The future of physiologic monitoring holds great potential because wearable devices such as smartwatches offer a convenient and promising avenue for early detection and continuous monitoring of various health conditions.⁸ Fields such as sleep medicine and cardiology are exploring the use of wearables to monitor conditions such as sleep-disordered breathing and atrial fibrillation, and the performance and accuracy of these devices show promising results.^14-17 However, as we embrace this technology with enthusiasm, we must be cautious of its application in clinical decision making.
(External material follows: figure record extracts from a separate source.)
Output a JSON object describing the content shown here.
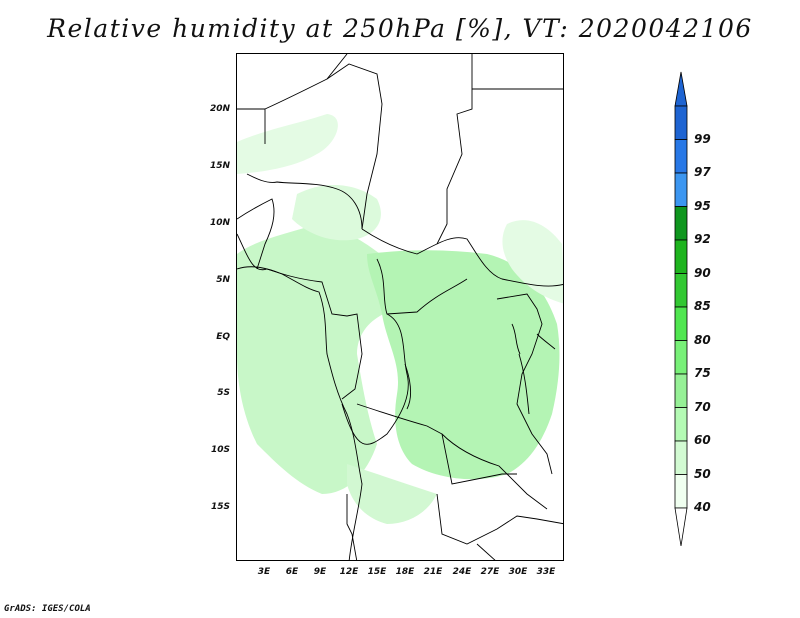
{
  "title": "Relative humidity at 250hPa [%], VT: 2020042106",
  "credit": "GrADS: IGES/COLA",
  "lat_labels": [
    "20N",
    "15N",
    "10N",
    "5N",
    "EQ",
    "5S",
    "10S",
    "15S"
  ],
  "lon_labels": [
    "3E",
    "6E",
    "9E",
    "12E",
    "15E",
    "18E",
    "21E",
    "24E",
    "27E",
    "30E",
    "33E"
  ],
  "colorbar": {
    "labels": [
      "99",
      "97",
      "95",
      "92",
      "90",
      "85",
      "80",
      "75",
      "70",
      "60",
      "50",
      "40"
    ],
    "colors": [
      "#1e64d2",
      "#2878e6",
      "#3c96f0",
      "#0f961e",
      "#1eb41e",
      "#32c832",
      "#50e650",
      "#78f078",
      "#96f096",
      "#b4fab4",
      "#d2fad2",
      "#f0fff0"
    ]
  }
}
Many wearable devices have monitoring capabilities but no FDA approval, and the rapid advancement of technology means that device updates and software versions can impact their performance. Furthermore, there is a legitimate concern that some wearable monitors may generate erroneous data, potentially causing undue psychological distress.¹⁸

To gain a clearer understanding of the accuracy and performance of smartwatches and similar wearable devices for individuals with health conditions, further research studies such as the one conducted by Støve et al⁹ are necessary. Presently, smartwatches are not fully prepared for extensive clinical use or ready for prime time in respiratory care; for now, it seems that they are most suitable for entertainment, fitness tracking, and telling time.